“Seva,” means “Service” in Sanskrit.
Seva is an integral part of the practice of yoga. It’s one of the gems that gives our practice purpose and meaning beyond the physical.
Asana (practice of yoga poses) is a great place to start on the path of yoga— it helps us fall in love our imperfect bodies and minds. Over time, many experienced practitioners come to realize that taking excellent care of their vessel is crucial to showing up in life with authentic confidence, clarity and focus. If self-care is a true priority, only then can we consider serving from a place of love, empathy and compassion.
Many people choose to focus their Seva on something they feel personally connected to and passionate about. For example, my friend, Carly, has a deep love of animals, so she chose to volunteer her time once a week at a reputable local shelter. My friend, Jenny, is a combat war veteran and serves her community by leading writing workshops specifically for veterans to help them process PTSD and live a full life after going through war.
If we realize we are in an ideal position to serve, we must also commit to serving responsibly. This is what makes the best service work challenging. Seva can hold a mirror up to our shadow (the parts of ourselves that we still struggle with). Even if we think we’ve resolved an old trauma, it will very likely resurface, full-force, when we witness or hear of something that triggers us out in the field, throwing us right back into our old wounds and memories.
This is the tricky thing about choosing service work that we are passionate about.
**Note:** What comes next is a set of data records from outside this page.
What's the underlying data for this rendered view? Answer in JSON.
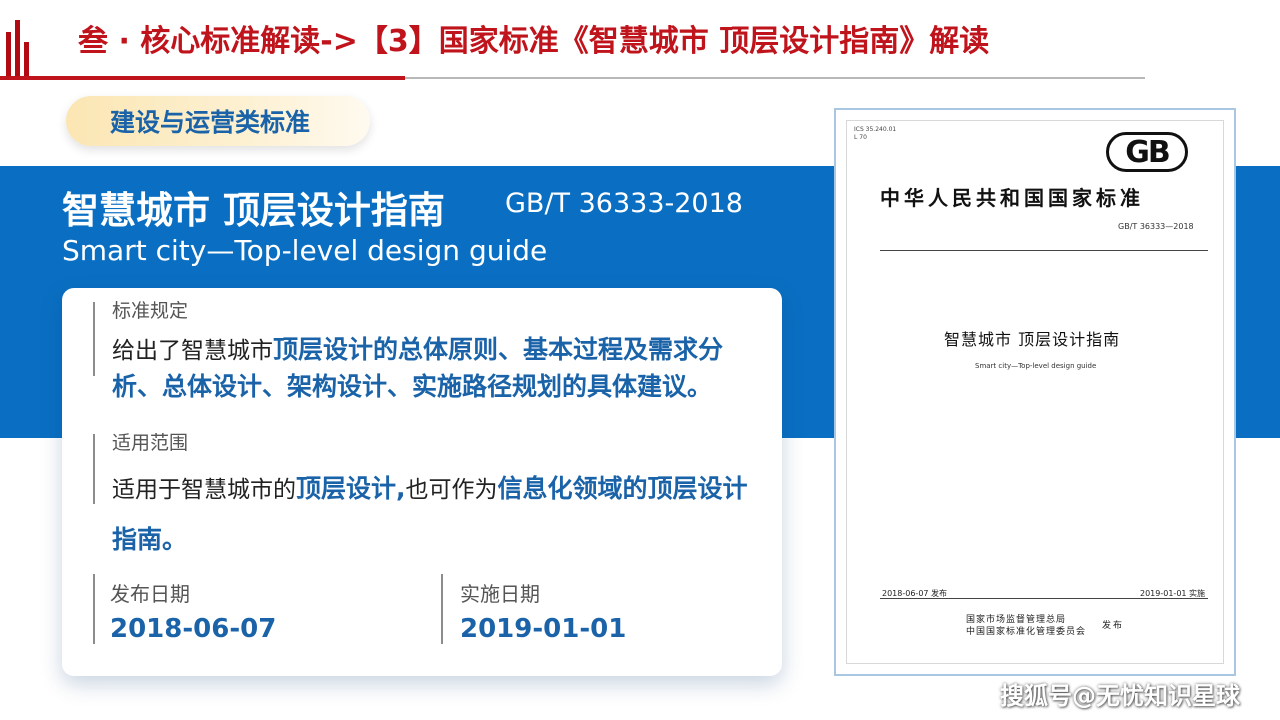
{
  "header": {
    "title": "叁 · 核心标准解读->【3】国家标准《智慧城市 顶层设计指南》解读",
    "brand_color": "#c0141c"
  },
  "category": {
    "label": "建设与运营类标准"
  },
  "standard": {
    "title_cn": "智慧城市 顶层设计指南",
    "code": "GB/T 36333-2018",
    "title_en": "Smart city—Top-level design guide"
  },
  "provision": {
    "label": "标准规定",
    "text_plain": "给出了智慧城市",
    "text_highlight": "顶层设计的总体原则、基本过程及需求分析、总体设计、架构设计、实施路径规划的具体建议。"
  },
  "scope": {
    "label": "适用范围",
    "text_plain_1": "适用于智慧城市的",
    "text_highlight_1": "顶层设计,",
    "text_plain_2": "也可作为",
    "text_highlight_2": "信息化领域的顶层设计指南。"
  },
  "dates": {
    "publish_label": "发布日期",
    "publish_value": "2018-06-07",
    "implement_label": "实施日期",
    "implement_value": "2019-01-01"
  },
  "document_image": {
    "ics": "ICS 35.240.01",
    "ccs": "L 70",
    "logo": "GB",
    "national_standard": "中华人民共和国国家标准",
    "code": "GB/T 36333—2018",
    "title_cn": "智慧城市  顶层设计指南",
    "title_en": "Smart city—Top-level design guide",
    "publish": "2018-06-07 发布",
    "implement": "2019-01-01 实施",
    "issuer_1": "国家市场监督管理总局",
    "issuer_2": "中国国家标准化管理委员会",
    "issue": "发布"
  },
  "watermark": {
    "text": "搜狐号@无忧知识星球"
  },
  "colors": {
    "accent_blue": "#1a63a8",
    "band_blue": "#0a6fc2"
  }
}
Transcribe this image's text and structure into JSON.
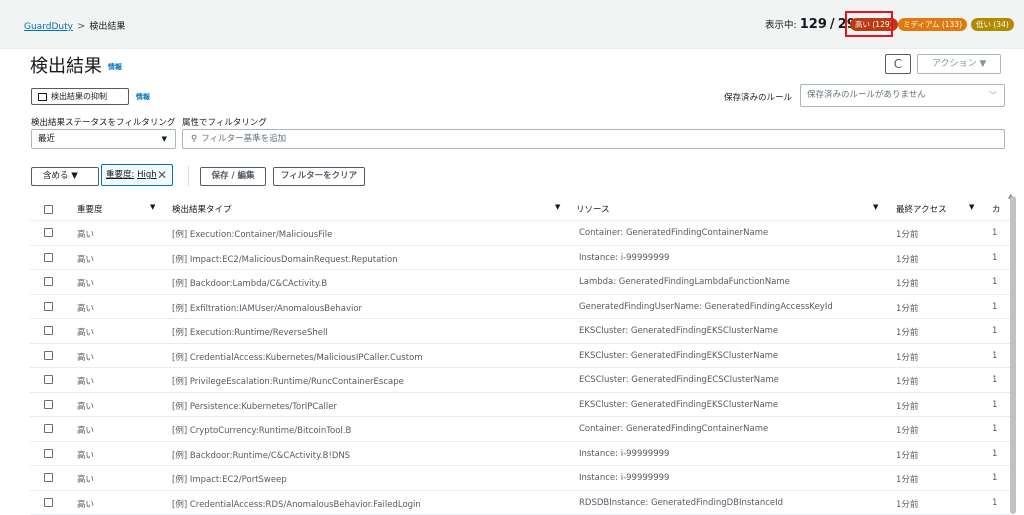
{
  "breadcrumb": {
    "service": "GuardDuty",
    "separator": ">",
    "current": "検出結果"
  },
  "counts": {
    "showing_label": "表示中:",
    "showing": "129",
    "slash": "/",
    "total": "296",
    "high": "高い (129)",
    "medium": "ミディアム (133)",
    "low": "低い (34)"
  },
  "colors": {
    "high": "#b83b16",
    "medium": "#e0790e",
    "low": "#b08b00",
    "link": "#0073bb",
    "highlight": "#e6111a"
  },
  "page": {
    "title": "検出結果",
    "info": "情報"
  },
  "toolbar": {
    "refresh_icon": "C",
    "actions": "アクション ▼"
  },
  "suppress": {
    "label": "検出結果の抑制",
    "info": "情報"
  },
  "saved_rules": {
    "label": "保存済みのルール",
    "placeholder": "保存済みのルールがありません"
  },
  "filters": {
    "status_label": "検出結果ステータスをフィルタリング",
    "attr_label": "属性でフィルタリング",
    "status_value": "最近",
    "search_placeholder": "フィルター基準を追加"
  },
  "chips": {
    "include": "含める ▼",
    "token_key": "重要度:",
    "token_value": "High",
    "save_edit": "保存 / 編集",
    "clear": "フィルターをクリア"
  },
  "table": {
    "headers": {
      "severity": "重要度",
      "type": "検出結果タイプ",
      "resource": "リソース",
      "last_seen": "最終アクセス",
      "count": "カ"
    },
    "rows": [
      {
        "severity": "高い",
        "type": "[例] Execution:Container/MaliciousFile",
        "resource": "Container: GeneratedFindingContainerName",
        "last_seen": "1分前",
        "count": "1"
      },
      {
        "severity": "高い",
        "type": "[例] Impact:EC2/MaliciousDomainRequest.Reputation",
        "resource": "Instance: i-99999999",
        "last_seen": "1分前",
        "count": "1"
      },
      {
        "severity": "高い",
        "type": "[例] Backdoor:Lambda/C&CActivity.B",
        "resource": "Lambda: GeneratedFindingLambdaFunctionName",
        "last_seen": "1分前",
        "count": "1"
      },
      {
        "severity": "高い",
        "type": "[例] Exfiltration:IAMUser/AnomalousBehavior",
        "resource": "GeneratedFindingUserName: GeneratedFindingAccessKeyId",
        "last_seen": "1分前",
        "count": "1"
      },
      {
        "severity": "高い",
        "type": "[例] Execution:Runtime/ReverseShell",
        "resource": "EKSCluster: GeneratedFindingEKSClusterName",
        "last_seen": "1分前",
        "count": "1"
      },
      {
        "severity": "高い",
        "type": "[例] CredentialAccess:Kubernetes/MaliciousIPCaller.Custom",
        "resource": "EKSCluster: GeneratedFindingEKSClusterName",
        "last_seen": "1分前",
        "count": "1"
      },
      {
        "severity": "高い",
        "type": "[例] PrivilegeEscalation:Runtime/RuncContainerEscape",
        "resource": "ECSCluster: GeneratedFindingECSClusterName",
        "last_seen": "1分前",
        "count": "1"
      },
      {
        "severity": "高い",
        "type": "[例] Persistence:Kubernetes/TorIPCaller",
        "resource": "EKSCluster: GeneratedFindingEKSClusterName",
        "last_seen": "1分前",
        "count": "1"
      },
      {
        "severity": "高い",
        "type": "[例] CryptoCurrency:Runtime/BitcoinTool.B",
        "resource": "Container: GeneratedFindingContainerName",
        "last_seen": "1分前",
        "count": "1"
      },
      {
        "severity": "高い",
        "type": "[例] Backdoor:Runtime/C&CActivity.B!DNS",
        "resource": "Instance: i-99999999",
        "last_seen": "1分前",
        "count": "1"
      },
      {
        "severity": "高い",
        "type": "[例] Impact:EC2/PortSweep",
        "resource": "Instance: i-99999999",
        "last_seen": "1分前",
        "count": "1"
      },
      {
        "severity": "高い",
        "type": "[例] CredentialAccess:RDS/AnomalousBehavior.FailedLogin",
        "resource": "RDSDBInstance: GeneratedFindingDBInstanceId",
        "last_seen": "1分前",
        "count": "1"
      }
    ]
  }
}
If we witness an injustice, it’s possible to become reactive if we haven’t reconciled our own story (or even if we feel we have!). Seva can be ruthlessly revealing and heartbreaking at times. But that’s something that great change requires. Doing good work in the world and doing it well is not easy. It requires discomfort every now and then.
This is where the physical yoga practice can become enormously helpful. Asana and pranayama (breathing techniques) helps us release cheapest xenical 120mg tension and discharge the energy that no longer serve us. We breathe deep, stretch and sweat so we don’t hold onto the past.
Many experienced yoga practitioners reach a point in their journey where they start to ask themselves, “How can I be of service?” If you have found yourself asking the very same question, consider answering the eight questions below to help you discover your purpose at this time.
- How do you like to spend your time?
- What current issues do you feel most passionate about?
- If you had unlimited time & resources, what could you do that combines your answers to #1 & #2?
- What resources do you already have?
- What resources do you need?
- Who could you ask in your circle or friends, family, co-workers to help you?
- What is your vision (may be large or small) regarding the impact of your Seva?
- Write down 3 action steps that you can do this month to get started.
Some folks have money to donate. Some donate their time. Some don’t have spare time OR extra money, and that’s a clear indication that until something changes, service may not be a possibility. Some people are in service to their families by raising their kids well or supporting a sick relative. Some people serve locally and some globally. No matter how one is called to serve, the resounding outcome is the same— what we give is nothing compared to what we get. And what do we get? Well, I imagine everyone would articulate that answer a little differently. Service is humbling. It helps me remember my gratitude and bask in the awesomeness of my one, precious life.
What would you say?
Yoga is a multi-billion dollar industry. If yoga practitioners everywhere focused on redirecting our collective spending to supporting sustainable projects and transparent organizations, we could see an incredible shift in the way our world functions.
If this kind of work is of interest to you, I hope you’ll consider taking our teacher training! We now offer a lesson on Seva. The summer intensive starts this June!